I'll try OpenSuse since I have that on another PC.
I just tested it on my two primary computers and set a stop-watch. Both computers have Steam installed through their respective package managers.
My laptop is from around 2012. Specs are i7 3610QM, 8gb RAM, and an old school spinning-disk HDD, running Linux Mint 20 Cinnamon.
Opening Steam on a fresh reboot took 30 seconds until the loading window popped up. At 50 seconds the Steam window appeared, but it wasn't until 1:00 when the store page loaded and Steam was usable (it actually responds to button presses).
My desktop is from around 2019. Specs are i7 8700K, 16gb RAM, Steam is installed onto an SSD, running Manjaro with Cinnamon.
Opening Steam on fresh install took 41 seconds until the loading window popped up, 54 seconds until the Steam window appeared, and 1:03 until the store page loaded the steam was usable.
After exiting Steam on both computers and allowing a minute for all processes to close, I restarted Steam on both again.
Laptop- 4 seconds to loading window, 8 seconds to Steam window, 21 seconds until usable
Descktop- 21 seconds to loading window, 23 seconds to Steam window, 25 seconds until usable.
Oddly enough, my older laptop with worse specs loads faster than my newer desktop with better specs and an SSD.
To everyone that is replying saying Steam loads quick for them, are you loading Steam after a fresh reboot of the computer, or are you closing Steam and reloading?
my specs (if that matters):
ryzen 3700x on B550 chipset
2x16GB 3200MHz ram
Samsung 980 Pro 250 GB / (7GB/s read, 6GB/s write)

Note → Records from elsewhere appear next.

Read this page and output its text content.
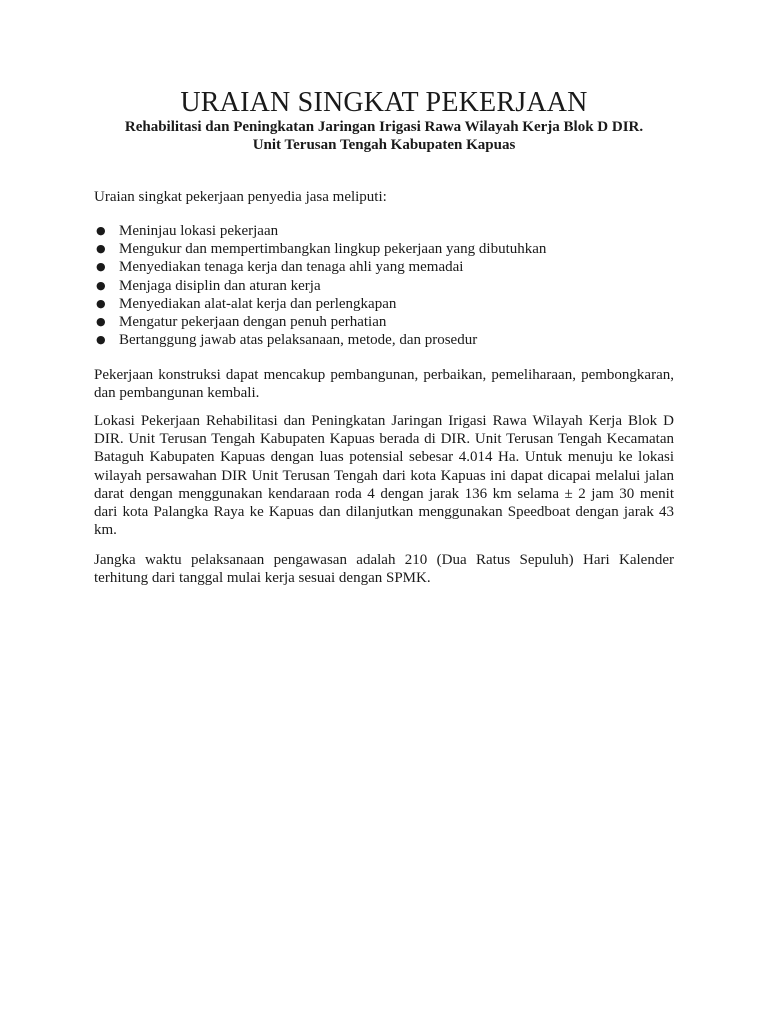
URAIAN SINGKAT PEKERJAAN

Rehabilitasi dan Peningkatan Jaringan Irigasi Rawa Wilayah Kerja Blok D DIR.

Unit Terusan Tengah Kabupaten Kapuas

Uraian singkat pekerjaan penyedia jasa meliputi:

● Meninjau lokasi pekerjaan
● Mengukur dan mempertimbangkan lingkup pekerjaan yang dibutuhkan
● Menyediakan tenaga kerja dan tenaga ahli yang memadai
● Menjaga disiplin dan aturan kerja
● Menyediakan alat-alat kerja dan perlengkapan
● Mengatur pekerjaan dengan penuh perhatian
● Bertanggung jawab atas pelaksanaan, metode, dan prosedur

Pekerjaan konstruksi dapat mencakup pembangunan, perbaikan, pemeliharaan, pembongkaran, dan pembangunan kembali.

Lokasi Pekerjaan Rehabilitasi dan Peningkatan Jaringan Irigasi Rawa Wilayah Kerja Blok D DIR. Unit Terusan Tengah Kabupaten Kapuas berada di DIR. Unit Terusan Tengah Kecamatan Bataguh Kabupaten Kapuas dengan luas potensial sebesar 4.014 Ha. Untuk menuju ke lokasi wilayah persawahan DIR Unit Terusan Tengah dari kota Kapuas ini dapat dicapai melalui jalan darat dengan menggunakan kendaraan roda 4 dengan jarak 136 km selama ± 2 jam 30 menit dari kota Palangka Raya ke Kapuas dan dilanjutkan menggunakan Speedboat dengan jarak 43 km.

Jangka waktu pelaksanaan pengawasan adalah 210 (Dua Ratus Sepuluh) Hari Kalender terhitung dari tanggal mulai kerja sesuai dengan SPMK.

Samsung 970 EVO 1TB /home (4GB/s read, 3.5GB/s write)
running Centos8 Stream, all disks luks encrypted and XFS formatted
Steam installed from rpmfusion-nonfree repo
i also dont recall my old 2011 laptop (lenovo x220) being that slow when opening Steam, i can take it out the shelf and do a test if anyone thinks its relevant
well, disk type/bus does matter, SMR hard drives are incredibly slow for todays applications (those have been sold since 2012), 15k rpm disks will give you performance similar to SATA SSD's and NVMe PCIe devices will put them all to shame.
Interesting... Like I said before, it has always taken a long time to load for me, and I sometimes dread having to open up Steam for something quick, because its never quick. Now I'm really curious why. I always thought it was normal
Yes, I understand that an SSD and NVMe would put an HDD to shame but that would only hide the problem when there is most likely a software issue.
My WIn 7 is on a
Seagate ST500DM002
SATA3 6GB/s
7200 RPM
16 MB cache
3.5 inch
8.9 cm
MODEL = ST500DM002
It has 1 disk
Average latency = 4.16 ms
The Kubuntu 20.10 is on a
WD Caviar Blue 1 TB SATA3 6GB/s
7200 rpm
64 MB Cache
3.5 inch
8.9 cm
MODEL = WD10EZEX
THE DRIVE HAS 4K SECTORS.
The Kubuntu 21.04 was on a test HDD. An old Toshiba laptop HDD that is obviously slow.
Please don't test with SSD or NVMe or M.2 and any super high speed solid state device.
That will just hide the performance problem.
Use a slow device, a HDD.
To truly compare, run Win 7 on a similar HDD and open Steam.
The CPU doesn't matter, the RAM speed doesn't matter.